The conversation we had that day was very strange
indeed.  She reminded me where all the important
papers were kept and how she wanted to be buried in
Michigan next to my grandparents where she bought a
family plot in 1960 when my grandfather died.  She
also said she was worried about Gypsy being left
behind.  I told her Gypsy had a happy home with us
and would live out the rest of her days as one of ours.  
She then said that wouldn't be necessary because
when she got to Heaven, she was going to call Gypsy
home to be with her forever.

A few weeks after this conversation Mom had some
sort of stroke or mild heart attack.  This time it
affected her mind.  There were days when she didn't
even recognize me when I went to visit.  When I took
Gypsy, she would only pat her on the head, then
become tired, and fall asleep.  I didn't think this was
doing Gypsy any good, so eventually I stopped taking
her for visits.  Gypsy seemed to be happy and well
adjusted living with us so I tried not to be too
concerned about their separation.

On April 6, 2003, Gypsy ate her dinner as usual.  
About 9:15 p.m.

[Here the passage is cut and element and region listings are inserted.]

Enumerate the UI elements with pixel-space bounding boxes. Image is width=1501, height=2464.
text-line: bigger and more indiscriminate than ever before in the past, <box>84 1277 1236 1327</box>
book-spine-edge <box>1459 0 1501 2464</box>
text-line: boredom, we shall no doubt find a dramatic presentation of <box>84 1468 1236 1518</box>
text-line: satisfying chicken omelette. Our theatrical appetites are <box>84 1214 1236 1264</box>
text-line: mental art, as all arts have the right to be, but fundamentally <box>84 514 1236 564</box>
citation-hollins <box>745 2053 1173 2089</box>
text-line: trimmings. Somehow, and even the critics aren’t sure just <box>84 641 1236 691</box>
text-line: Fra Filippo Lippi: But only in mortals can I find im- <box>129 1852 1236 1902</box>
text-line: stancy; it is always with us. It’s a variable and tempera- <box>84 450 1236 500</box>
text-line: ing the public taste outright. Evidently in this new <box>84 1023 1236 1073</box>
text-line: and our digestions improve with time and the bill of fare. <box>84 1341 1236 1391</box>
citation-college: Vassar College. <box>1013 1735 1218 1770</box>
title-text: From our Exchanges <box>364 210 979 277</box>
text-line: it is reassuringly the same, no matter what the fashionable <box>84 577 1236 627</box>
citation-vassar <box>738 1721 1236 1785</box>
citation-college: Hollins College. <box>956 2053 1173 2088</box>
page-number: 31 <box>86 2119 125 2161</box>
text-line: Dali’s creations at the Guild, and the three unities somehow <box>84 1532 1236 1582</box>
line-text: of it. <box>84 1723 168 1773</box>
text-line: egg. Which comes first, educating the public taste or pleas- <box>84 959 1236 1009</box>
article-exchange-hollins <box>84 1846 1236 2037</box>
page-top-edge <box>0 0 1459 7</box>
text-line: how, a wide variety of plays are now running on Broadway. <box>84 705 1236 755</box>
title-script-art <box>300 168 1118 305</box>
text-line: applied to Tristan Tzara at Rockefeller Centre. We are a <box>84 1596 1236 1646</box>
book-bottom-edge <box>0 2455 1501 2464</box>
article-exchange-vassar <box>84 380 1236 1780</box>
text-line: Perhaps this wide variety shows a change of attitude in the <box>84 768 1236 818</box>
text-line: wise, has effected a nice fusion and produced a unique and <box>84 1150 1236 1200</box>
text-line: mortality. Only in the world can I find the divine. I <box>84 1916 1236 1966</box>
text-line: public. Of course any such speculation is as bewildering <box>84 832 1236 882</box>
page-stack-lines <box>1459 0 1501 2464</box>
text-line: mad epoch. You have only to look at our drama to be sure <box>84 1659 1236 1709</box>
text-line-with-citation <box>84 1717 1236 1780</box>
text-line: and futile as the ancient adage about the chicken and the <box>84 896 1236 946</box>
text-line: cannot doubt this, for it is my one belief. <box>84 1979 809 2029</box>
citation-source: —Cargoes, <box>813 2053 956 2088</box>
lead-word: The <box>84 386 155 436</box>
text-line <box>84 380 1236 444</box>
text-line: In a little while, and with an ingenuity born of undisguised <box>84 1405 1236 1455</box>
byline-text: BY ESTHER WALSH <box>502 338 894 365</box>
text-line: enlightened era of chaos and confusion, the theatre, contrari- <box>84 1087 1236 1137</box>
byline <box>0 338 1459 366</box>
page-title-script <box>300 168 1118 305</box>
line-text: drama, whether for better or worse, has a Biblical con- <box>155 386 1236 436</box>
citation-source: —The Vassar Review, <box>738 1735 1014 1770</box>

I received a call from the nursing
home.  Mom had gone into cardiac arrest, the
ambulance was there, and they were going to
transport her to the hospital.  I went to get ready to
leave for the hospital.  Before I could get out of the
house, another phone call came saying Mom had passed
away before they could get started for the hospital.

The next day I made arrangements with the vet to
board the dogs while we drove back to Michigan for
the funeral.  I called every day to check on Sandy
who was very weak from kidney failure (see previous
story).  They told me the other dogs were fine but
that they couldn't get Gypsy to eat anything.  Sandy
died on April 11, the day of the funeral.  Gypsy had
gone 5 days without eating.  We came back home the
following Monday and picked up the dogs.  I thought
Gypsy would start eating again once we got her back
home.  After all, she hadn't eaten anything since the
evening Mom died.

Two weeks went by and Gypsy still wouldn't eat.  She
hadn't seen Mom for months, so I know she wasn't
depressed about that.  I dropped her off at the vet's
one morning to have tests and x-rays performed to
find out why she refused to eat.  The tests all came
back negative and the vet found absolutely nothing
wrong with her physically.

Then on the morning of April 26, just 20 days after
Mom's death, Gypsy also died for no apparent reason.  
Mom's words that she spoke to me that one afternoon
suddenly came flooding back.  She had said that after
she got to Heaven she would call Gypsy to be with
her.  Is it really possible that there was contact
between the two of them that night on April 6 when
Gypsy ate her last meal and Mom entered Heaven?

Yes, I believe that they are together again, that even
death couldn't separate them.  And I further believe
that one day I, too, will be reunited with my dogs at
Rainbow Bridge, the entrance to Heaven.